O toolkit compreende guias e checklists, ferramentas de avaliação e exemplos de boas práticas que empresas e organizações devem adoptar.
Como devemos abordar estes temas a nível de AI Compliance?
Em primeiro lugar é importante verificar se a documentação do sistema de IA é clara e concisa. Esta deve incluir informações sobre o modo de funcionamento do sistema, os dados com que é treinado e as suas limitações.
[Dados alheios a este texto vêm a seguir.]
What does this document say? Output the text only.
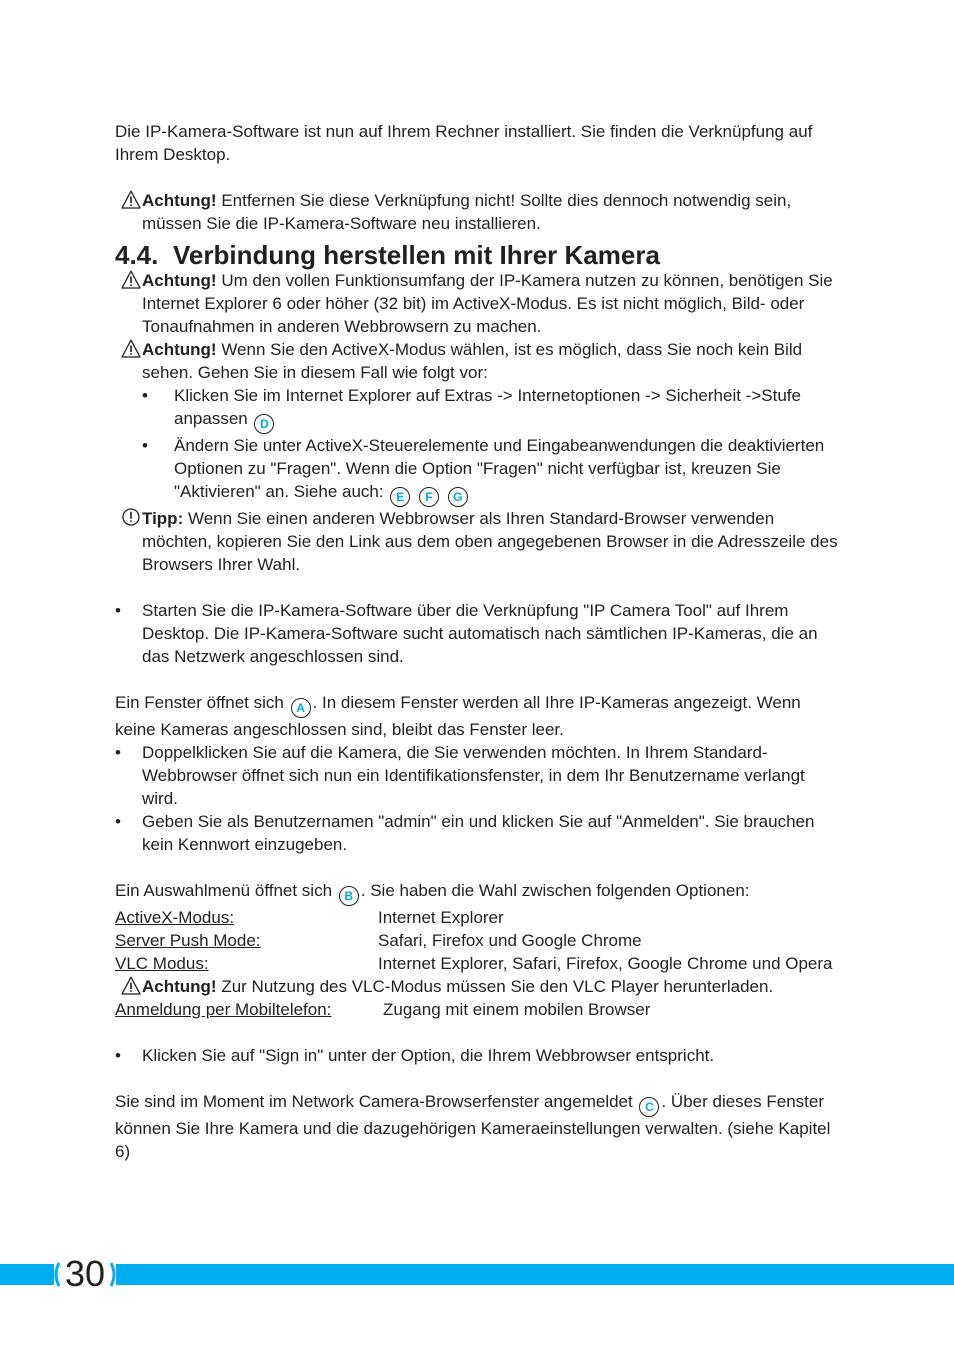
Die IP-Kamera-Software ist nun auf Ihrem Rechner installiert. Sie finden die Verknüpfung auf Ihrem Desktop.

Achtung! Entfernen Sie diese Verknüpfung nicht! Sollte dies dennoch notwendig sein, müssen Sie die IP-Kamera-Software neu installieren.

4.4. Verbindung herstellen mit Ihrer Kamera

Achtung! Um den vollen Funktionsumfang der IP-Kamera nutzen zu können, benötigen Sie Internet Explorer 6 oder höher (32 bit) im ActiveX-Modus. Es ist nicht möglich, Bild- oder Tonaufnahmen in anderen Webbrowsern zu machen.

Achtung! Wenn Sie den ActiveX-Modus wählen, ist es möglich, dass Sie noch kein Bild sehen. Gehen Sie in diesem Fall wie folgt vor:

• Klicken Sie im Internet Explorer auf Extras -> Internetoptionen -> Sicherheit ->Stufe anpassen D

• Ändern Sie unter ActiveX-Steuerelemente und Eingabeanwendungen die deaktivierten Optionen zu "Fragen". Wenn die Option "Fragen" nicht verfügbar ist, kreuzen Sie "Aktivieren" an. Siehe auch: E F G

Tipp: Wenn Sie einen anderen Webbrowser als Ihren Standard-Browser verwenden möchten, kopieren Sie den Link aus dem oben angegebenen Browser in die Adresszeile des Browsers Ihrer Wahl.

• Starten Sie die IP-Kamera-Software über die Verknüpfung "IP Camera Tool" auf Ihrem Desktop. Die IP-Kamera-Software sucht automatisch nach sämtlichen IP-Kameras, die an das Netzwerk angeschlossen sind.

Ein Fenster öffnet sich A . In diesem Fenster werden all Ihre IP-Kameras angezeigt. Wenn keine Kameras angeschlossen sind, bleibt das Fenster leer.

• Doppelklicken Sie auf die Kamera, die Sie verwenden möchten. In Ihrem Standard-Webbrowser öffnet sich nun ein Identifikationsfenster, in dem Ihr Benutzername verlangt wird.

• Geben Sie als Benutzernamen "admin" ein und klicken Sie auf "Anmelden". Sie brauchen kein Kennwort einzugeben.

Ein Auswahlmenü öffnet sich B . Sie haben die Wahl zwischen folgenden Optionen:

ActiveX-Modus:	Internet Explorer
Server Push Mode:	Safari, Firefox und Google Chrome
VLC Modus:	Internet Explorer, Safari, Firefox, Google Chrome und Opera

Achtung! Zur Nutzung des VLC-Modus müssen Sie den VLC Player herunterladen.

Anmeldung per Mobiltelefon:	Zugang mit einem mobilen Browser
• Klicken Sie auf "Sign in" unter der Option, die Ihrem Webbrowser entspricht.

Sie sind im Moment im Network Camera-Browserfenster angemeldet C . Über dieses Fenster können Sie Ihre Kamera und die dazugehörigen Kameraeinstellungen verwalten. (siehe Kapitel 6)

30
Uma das formas de o fazer é garantir que a solução implementada, quer seja internamente quer seja através de um prestador de serviços é acompanhada de um Data Architecture Document e que deve conter todas as informações referidas acima, bem como informação relacionada com privacidade, segurança, medidas de mitigação de risco, responsabilidade de supervisão, etc.
Para cada projecto é importante levar a cabo avaliações de impacto e risco dos datasets selecionados, bem como dos usos dos referidos datasets.
Reforçamos que a utilização das frameworks de Responsible AI e do Trusted AI 360º Toolkit facilitam muito o desenvolvimento de projectos de AI em cenários complexos como os que vimos discutindo.
Existem adicionalmente outras frameworks que podem ser usadas quer se trate de projectos internos ou de prestadores, e que podem ser utilizadas.
A decisão relativamente à framework ou frameworks a utilizar deverá ser feita numa primeira fase mais ampla no momento de desenvolvimento do Governance Interno de AI, e adicionalmente deve garantir-se projecto a projecto que as frameworks usadas são adequadas para a análise do projecto a desenvolver atendendo à sua complexidade.
Take aways
- Explainable AI (XAI) é importante porque nos permite compreender e confiar nos resultados obtidos através de AI.
- A exigência de Explicabilidade de sistemas de AI é uma constante na regulação.
- A Explicabilidade de sistemas complexos de AI como os que assentam na utilização de redes neuronais deve ser assegurada.
- A XAI é uma área de pesquisa ativa, e existem muitos métodos diferentes de XAI e, desenvolvimento, sendo provável que seja uma das áreas de maior evolução em termos de investigação.
- Para as empresas, podendo não ser uma área core de foco, deve estar sempre presente, de modo que se garanta o cumprimento da regulamentação de AI que está prestes a entrar em vigor.